Country Director, World Bank Peter Harrold said that this would be a solution to losing textile orders with the lifting of the quota system. He was speaking at the inaugural session of the workshop on Triple Bottom line implementation a path to corporate responsibility yesterday.
He said that with new FTAs being signed Sri Lankan garment manufacturing companies would be able to find direct orders," he said. He said that another way out would be to improve the quality of garment products. This would give an edge to Sri Lankan products.
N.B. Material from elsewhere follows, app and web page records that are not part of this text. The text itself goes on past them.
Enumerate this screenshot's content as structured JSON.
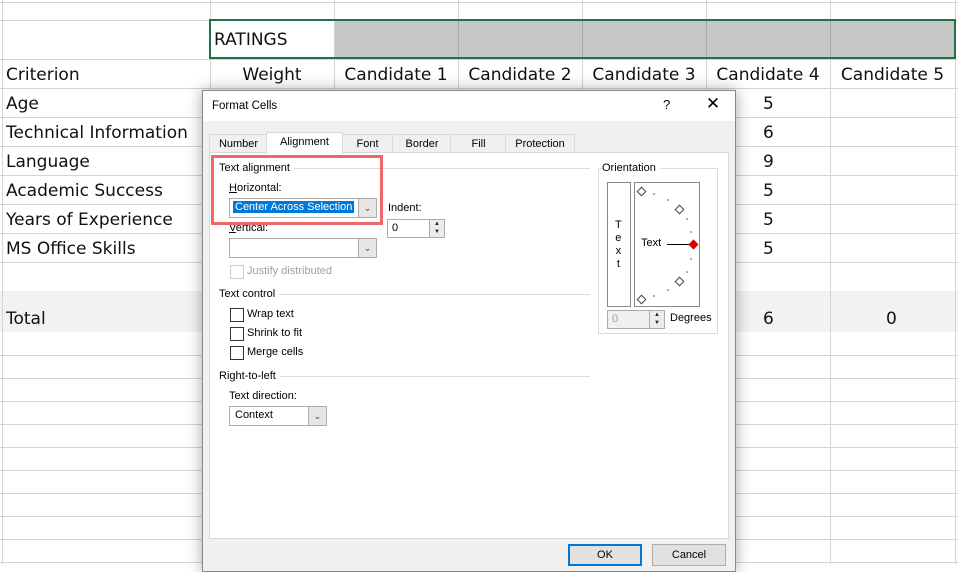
{
  "sheet": {
    "title_cell": "RATINGS",
    "headers": [
      "Criterion",
      "Weight",
      "Candidate 1",
      "Candidate 2",
      "Candidate 3",
      "Candidate 4",
      "Candidate 5"
    ],
    "criteria": [
      "Age",
      "Technical Information",
      "Language",
      "Academic Success",
      "Years of Experience",
      "MS Office Skills"
    ],
    "candidate4_values": [
      "5",
      "6",
      "9",
      "5",
      "5",
      "5"
    ],
    "total_label": "Total",
    "total_candidate4": "6",
    "total_candidate5": "0",
    "selection_color": "#217346"
  },
  "dialog": {
    "title": "Format Cells",
    "help": "?",
    "close": "✕",
    "tabs": [
      "Number",
      "Alignment",
      "Font",
      "Border",
      "Fill",
      "Protection"
    ],
    "active_tab": "Alignment",
    "text_alignment": {
      "group": "Text alignment",
      "horizontal_label": "Horizontal:",
      "horizontal_value": "Center Across Selection",
      "indent_label": "Indent:",
      "indent_value": "0",
      "vertical_label": "Vertical:",
      "vertical_value": "",
      "justify_distributed": "Justify distributed"
    },
    "text_control": {
      "group": "Text control",
      "wrap": "Wrap text",
      "shrink": "Shrink to fit",
      "merge": "Merge cells"
    },
    "rtl": {
      "group": "Right-to-left",
      "direction_label": "Text direction:",
      "direction_value": "Context"
    },
    "orientation": {
      "group": "Orientation",
      "vertical_text": [
        "T",
        "e",
        "x",
        "t"
      ],
      "dial_text": "Text",
      "degrees_value": "0",
      "degrees_label": "Degrees"
    },
    "ok": "OK",
    "cancel": "Cancel",
    "highlight_color": "#f2666a"
  }
}
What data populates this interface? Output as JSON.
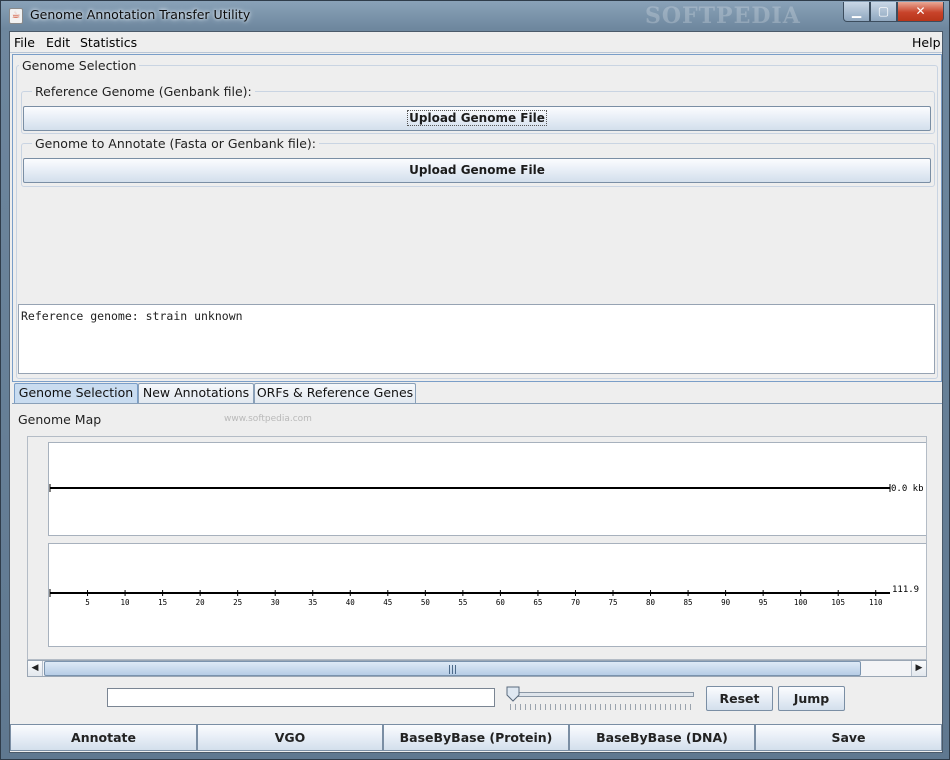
{
  "window": {
    "title": "Genome Annotation Transfer Utility",
    "watermark": "SOFTPEDIA",
    "controls": {
      "minimize": "▁",
      "maximize": "▢",
      "close": "✕"
    }
  },
  "menubar": {
    "items": [
      "File",
      "Edit",
      "Statistics"
    ],
    "help": "Help"
  },
  "genome_selection": {
    "title": "Genome Selection",
    "reference": {
      "label": "Reference Genome (Genbank file):",
      "button": "Upload Genome File"
    },
    "annotate": {
      "label": "Genome to Annotate (Fasta or Genbank file):",
      "button": "Upload Genome File"
    },
    "info_text": "Reference genome: strain unknown"
  },
  "tabs": [
    {
      "label": "Genome Selection",
      "active": true
    },
    {
      "label": "New Annotations",
      "active": false
    },
    {
      "label": "ORFs & Reference Genes",
      "active": false
    }
  ],
  "watermark_url": "www.softpedia.com",
  "genome_map": {
    "title": "Genome Map",
    "track1_label": "0.0 kb",
    "track2_end_label": "111.9",
    "ruler_ticks": [
      5,
      10,
      15,
      20,
      25,
      30,
      35,
      40,
      45,
      50,
      55,
      60,
      65,
      70,
      75,
      80,
      85,
      90,
      95,
      100,
      105,
      110
    ],
    "scroll_left": "◀",
    "scroll_right": "▶"
  },
  "controls": {
    "search_value": "",
    "reset": "Reset",
    "jump": "Jump"
  },
  "bottom_buttons": [
    "Annotate",
    "VGO",
    "BaseByBase (Protein)",
    "BaseByBase (DNA)",
    "Save"
  ]
}
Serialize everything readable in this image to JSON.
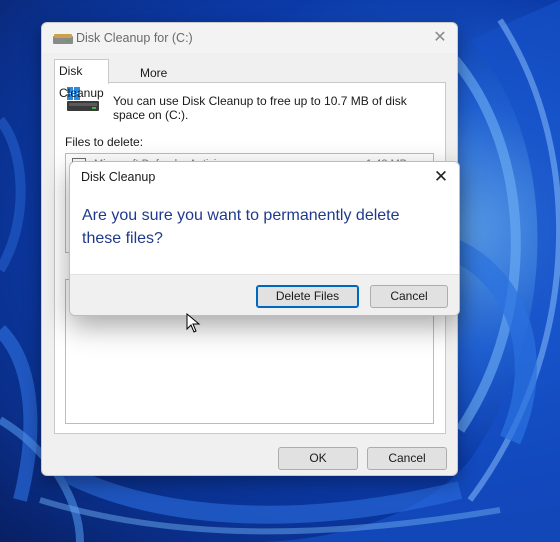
{
  "main_window": {
    "title": "Disk Cleanup for  (C:)",
    "tabs": [
      {
        "label": "Disk Cleanup",
        "active": true
      },
      {
        "label": "More Options",
        "active": false
      }
    ],
    "info_text": "You can use Disk Cleanup to free up to 10.7 MB of disk space on  (C:).",
    "files_to_delete_label": "Files to delete:",
    "file_rows": [
      {
        "label": "Microsoft Defender Antivirus",
        "size": "1.48 MB",
        "checked": false
      }
    ],
    "truncated_label": "T",
    "ok_label": "OK",
    "cancel_label": "Cancel"
  },
  "confirm_dialog": {
    "title": "Disk Cleanup",
    "question": "Are you sure you want to permanently delete these files?",
    "delete_label": "Delete Files",
    "cancel_label": "Cancel"
  },
  "colors": {
    "accent": "#0067c0",
    "question_text": "#1f3a8c",
    "wallpaper": "#0b3aa8"
  },
  "icons": {
    "app": "disk-cleanup-icon",
    "drive": "drive-icon",
    "close": "close-icon",
    "cursor": "mouse-pointer-icon"
  }
}
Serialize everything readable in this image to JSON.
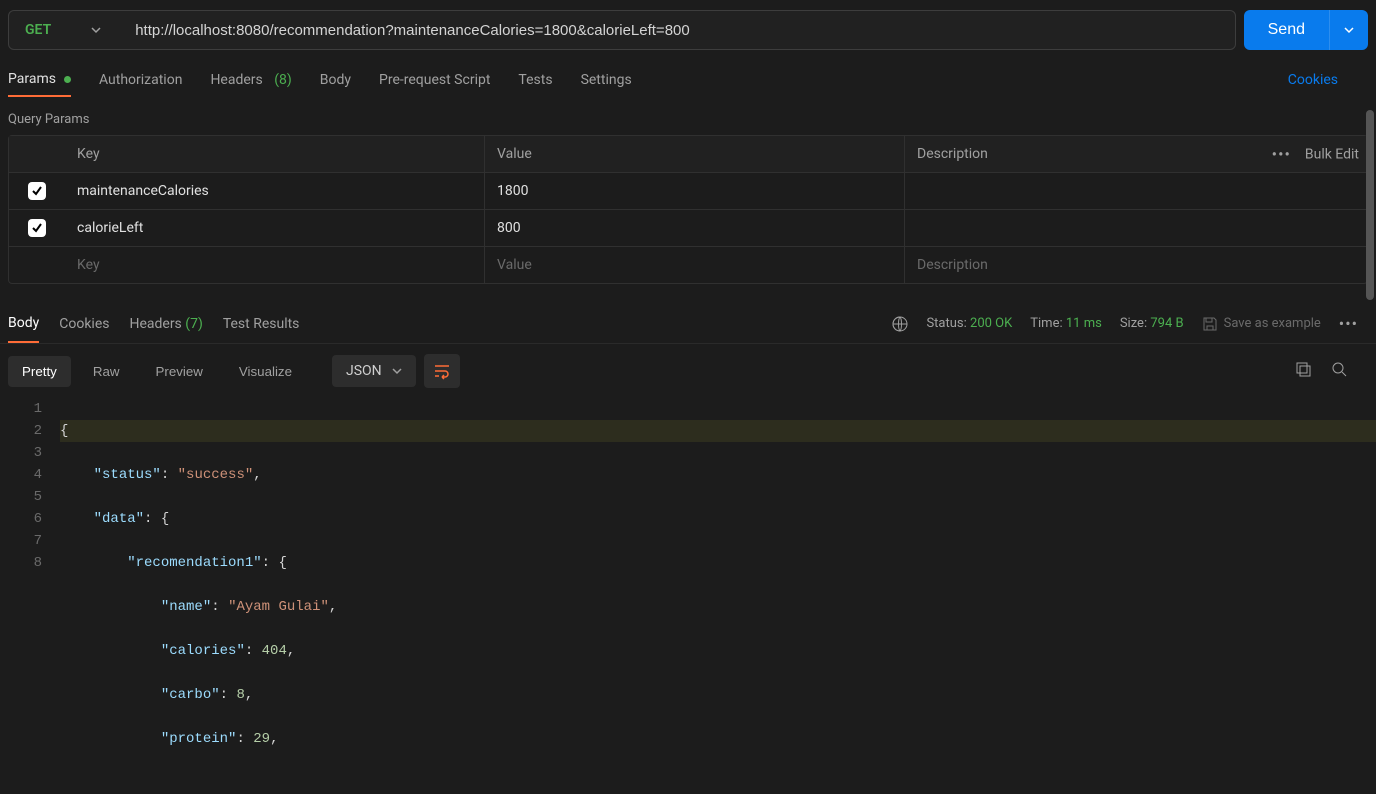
{
  "request": {
    "method": "GET",
    "url": "http://localhost:8080/recommendation?maintenanceCalories=1800&calorieLeft=800",
    "send_label": "Send"
  },
  "request_tabs": {
    "params": "Params",
    "authorization": "Authorization",
    "headers": "Headers",
    "headers_count": "(8)",
    "body": "Body",
    "prerequest": "Pre-request Script",
    "tests": "Tests",
    "settings": "Settings",
    "cookies": "Cookies"
  },
  "query_params": {
    "label": "Query Params",
    "header_key": "Key",
    "header_value": "Value",
    "header_desc": "Description",
    "bulk_edit": "Bulk Edit",
    "rows": [
      {
        "key": "maintenanceCalories",
        "value": "1800",
        "desc": ""
      },
      {
        "key": "calorieLeft",
        "value": "800",
        "desc": ""
      }
    ],
    "placeholder_key": "Key",
    "placeholder_value": "Value",
    "placeholder_desc": "Description"
  },
  "response_tabs": {
    "body": "Body",
    "cookies": "Cookies",
    "headers": "Headers",
    "headers_count": "(7)",
    "test_results": "Test Results"
  },
  "response_meta": {
    "status_label": "Status:",
    "status_value": "200 OK",
    "time_label": "Time:",
    "time_value": "11 ms",
    "size_label": "Size:",
    "size_value": "794 B",
    "save_example": "Save as example"
  },
  "body_view": {
    "pretty": "Pretty",
    "raw": "Raw",
    "preview": "Preview",
    "visualize": "Visualize",
    "format": "JSON"
  },
  "response_json": {
    "line1": "{",
    "line2_key": "\"status\"",
    "line2_val": "\"success\"",
    "line3_key": "\"data\"",
    "line4_key": "\"recomendation1\"",
    "line5_key": "\"name\"",
    "line5_val": "\"Ayam Gulai\"",
    "line6_key": "\"calories\"",
    "line6_val": "404",
    "line7_key": "\"carbo\"",
    "line7_val": "8",
    "line8_key": "\"protein\"",
    "line8_val": "29"
  }
}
Most of the companies that would be affected are the firms undertaking sub contracts. "These companies simply use labour," he said.
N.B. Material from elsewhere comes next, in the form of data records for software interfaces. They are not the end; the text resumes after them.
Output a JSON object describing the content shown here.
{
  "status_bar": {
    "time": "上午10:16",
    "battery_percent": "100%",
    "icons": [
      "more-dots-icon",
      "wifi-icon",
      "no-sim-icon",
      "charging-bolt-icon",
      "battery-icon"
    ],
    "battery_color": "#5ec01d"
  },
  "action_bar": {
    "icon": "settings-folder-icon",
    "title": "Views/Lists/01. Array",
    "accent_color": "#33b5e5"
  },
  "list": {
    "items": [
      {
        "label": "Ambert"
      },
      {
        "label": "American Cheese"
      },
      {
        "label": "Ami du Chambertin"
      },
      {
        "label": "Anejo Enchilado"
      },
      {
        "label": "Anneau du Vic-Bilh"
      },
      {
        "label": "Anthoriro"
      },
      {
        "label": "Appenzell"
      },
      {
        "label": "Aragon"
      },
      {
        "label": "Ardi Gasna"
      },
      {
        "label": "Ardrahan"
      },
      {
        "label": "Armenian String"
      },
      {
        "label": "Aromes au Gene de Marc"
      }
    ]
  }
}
Cambodia, one of the largest garment manufacturing countries charge 20% more for their products over China. "However, the demand for these high priced products have not reduced mainly because the Western countries know that there is no cheap labour involved and the enhanced amount contributes to social welfare," he said.
In Sri Lanka too more companies are involved in Corporate Social Responsibility (CSR) programs. This is a very encouraging trend. In the early 1990's there were only 13% of countries, which had undertaken CSR programs and in 1999 it increased to 35% and last year to 45%. "It is no longer acceptable to be irresponsible," he said.
It is estimated that around 50 Sri Lanka companies are involved in this program and most of them from the corporate sector.
President, Federation of Chamber of Commerce and Industry Sri Lanka, (FCCISL) Nihal Abeysekera said that CSR is not new to Sri Lanka. "Even centuries ago kings and Ministers visited villages to provide and check on their welfare," he said.
Executive Director Responsible Business Initiative Pakistan, Ms. Ambreen Waheed said that some companies think that providing a random donation to a hospital or school would be a part of their CSR. "This should not be a one time effort. If a company is really involved in CSR their annual budget should have an allocation for it," she said. She said that the Triple Bottom Line (TBL) is the path to CSR. With TBL, businessmen would gain on the long run and it would contribute to an efficient and dedicated workforce. "If society does not gain, then business will fail," she said.
The three-day work shop conducted by Small and Medium Enterprise Developers (SMED), a project of the FCCISL and Friedrich Mauman Stiftung in Sri Lanka and National Cleaner Production Centre (NCPC) will conclude tomorrow.